Zumindest in dieser Hinsicht ist Fontane eine absolut gegenwärtige Figur. Ähnlich wie wir heute mit dem Internet und den Sozialen Medien wie Twitter, Facebook & Co. einen rasanten Umbruch der Informations- und Kommunikationsgewohnheiten erleben, so schrieb Fontane in einer Zeit der neuen Medien.
Fontanes Globalisierung
Durch einfachere Drucktechniken entstand in der zweiten Hälfte des 19. Jahrhunderts ein massenmedialer Zeitungsmarkt, durch den weltweiten Ausbau des Telegrafennetzes, konnten Informationen in Windeseile verbreitet werden und wo kein Telegrafenamt in der Nähe war, half zum Beispiel in Berlin ein ausgeklügelte Rohrpostsystem, dass Nachrichten schnell ihren Adressaten erreichten. Was irgendwo auf der Welt passierte, konnte dank der Fototechnik schwarz auf weiß angeschaut werden. Die Welt rückte zusammen – ein weiterere Etappe auf dem Weg zur Globalisierung.
Welche Auswirkungen hatten diese Umbrüche auf die Arbeits- und Lebensweise eines modernen Schriftstellers wie Fontane? Dafür interessieren sich von Donnerstag an Experten aus aller Welt bei einem wissenschaftlichen Kongress an der Universität Potsdam.
Fontane musste sich vermarkten
„Fontanes Medien 1819 – 2029“ ist die Tagung überschrieben, auf der rund 50 Literatur- und Medienwissenschaftler aus Anlass des 200. Geburtstages des großen märkischen Literaten darüber diskutieren, welcher Medien sich Fontane seinerzeit bediente, um seine Geschichten zu verfassen und wie er sich selbst medial vermarktete.
Wie arbeiteten er mit den Medien und vor allem für die Medien? Denn Fontane war selbst Teil der neu aufgekommenen Medienmaschine, die er bedienen musste, um zu leben. Seine Novellen und Romane verkauften sich nicht so besonders. Seinen Job als Apotheker hatte er geschmissen.
Also musste er schauen, wie er mit seiner Schreibe an Geld kam. Fontane arbeitete zeitweise als Auslandskorrespondent in London, schrieb Theaterkritiken für Zeitungen und auch seine Romane erschienen teilweise zuerst als Fortsetzungsgeschichten in Zeitschriften. Honorare gab es nur bei Abdruck, also musste er so schreiben, dass er auch sein Publikum findet.
Neueste Forschungsergebnisse
Die von der Universität Potsdam und dem Potsdamer Fontane-Archiv unter der Leitung des Literaturwissenschaftlers Peer Trilcke organisierte Tagung befasst sich allerdings nicht nur mit der Medienexistenz Fontanes, sondern diskutiert zugleich die neuesten Forschungsergebnisse, die dank der aktuellen Medienrevolution über Fontane möglich werden.
So wurde mittlerweile ein Großteil des Fontane-Nachlasses digitalisiert.
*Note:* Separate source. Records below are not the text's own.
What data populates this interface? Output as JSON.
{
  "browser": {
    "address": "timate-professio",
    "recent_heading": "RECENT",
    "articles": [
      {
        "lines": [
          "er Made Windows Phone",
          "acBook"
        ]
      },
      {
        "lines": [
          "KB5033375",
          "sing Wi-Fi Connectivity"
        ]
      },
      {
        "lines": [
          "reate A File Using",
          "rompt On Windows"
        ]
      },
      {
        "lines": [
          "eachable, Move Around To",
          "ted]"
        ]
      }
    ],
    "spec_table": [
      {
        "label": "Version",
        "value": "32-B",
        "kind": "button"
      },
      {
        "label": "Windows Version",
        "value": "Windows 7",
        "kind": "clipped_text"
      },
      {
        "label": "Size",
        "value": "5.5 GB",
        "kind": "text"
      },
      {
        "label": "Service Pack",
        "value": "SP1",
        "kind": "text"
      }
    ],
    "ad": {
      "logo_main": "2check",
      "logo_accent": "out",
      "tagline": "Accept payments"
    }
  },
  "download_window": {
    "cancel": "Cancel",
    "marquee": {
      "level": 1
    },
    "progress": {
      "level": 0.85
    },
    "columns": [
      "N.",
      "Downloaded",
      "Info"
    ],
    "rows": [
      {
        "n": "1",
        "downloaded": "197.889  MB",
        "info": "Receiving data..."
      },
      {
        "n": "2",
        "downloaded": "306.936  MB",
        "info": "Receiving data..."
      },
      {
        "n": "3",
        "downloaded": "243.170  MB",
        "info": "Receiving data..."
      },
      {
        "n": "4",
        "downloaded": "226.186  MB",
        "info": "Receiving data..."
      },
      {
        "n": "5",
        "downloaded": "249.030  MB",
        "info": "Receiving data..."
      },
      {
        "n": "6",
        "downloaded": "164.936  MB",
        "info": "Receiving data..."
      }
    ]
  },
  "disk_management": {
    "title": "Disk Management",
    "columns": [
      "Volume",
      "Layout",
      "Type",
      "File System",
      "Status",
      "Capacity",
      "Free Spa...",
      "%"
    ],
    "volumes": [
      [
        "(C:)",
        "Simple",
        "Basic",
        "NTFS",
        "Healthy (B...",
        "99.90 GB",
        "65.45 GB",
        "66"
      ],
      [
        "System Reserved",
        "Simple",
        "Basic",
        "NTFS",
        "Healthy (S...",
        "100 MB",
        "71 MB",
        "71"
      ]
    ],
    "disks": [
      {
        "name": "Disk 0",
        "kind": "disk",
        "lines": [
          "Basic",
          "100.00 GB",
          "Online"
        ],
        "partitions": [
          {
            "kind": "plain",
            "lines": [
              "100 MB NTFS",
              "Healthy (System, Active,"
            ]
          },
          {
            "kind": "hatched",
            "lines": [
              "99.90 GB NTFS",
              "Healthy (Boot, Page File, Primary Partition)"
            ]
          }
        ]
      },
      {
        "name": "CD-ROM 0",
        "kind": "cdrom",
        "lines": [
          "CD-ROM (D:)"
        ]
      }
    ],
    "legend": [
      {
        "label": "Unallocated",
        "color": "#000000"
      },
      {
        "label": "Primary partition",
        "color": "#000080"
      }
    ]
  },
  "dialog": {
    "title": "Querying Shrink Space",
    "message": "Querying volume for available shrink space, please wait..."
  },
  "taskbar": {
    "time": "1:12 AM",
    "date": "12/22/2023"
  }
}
Neuerdings ist sogar seine Handbibliothek über ein Online-Portal (https:/uclab.fh-potsdam.de/ff) einsehbar. So lässt sich nachschauen, was der Dichter gelesen hat und sogar, welche Anmerkungen er dort hinterlassen hat. Wertungen wie "famos", "brillant" oder "schlecht" sind dort etwa zu finden.
Und noch etwas macht die Digitalisierung möglich: Fontanes Texte lassen sich auf Worthäufungen, rhetorische Figuren oder gerne verwendete Redewendungen absuchen. Fontanes Werke sind zwar weiterhin ein "weites Feld", wie der Vater von Effi Briest sagen würde. Doch ihre Digitalisierung macht sie etwas übersichtlicher.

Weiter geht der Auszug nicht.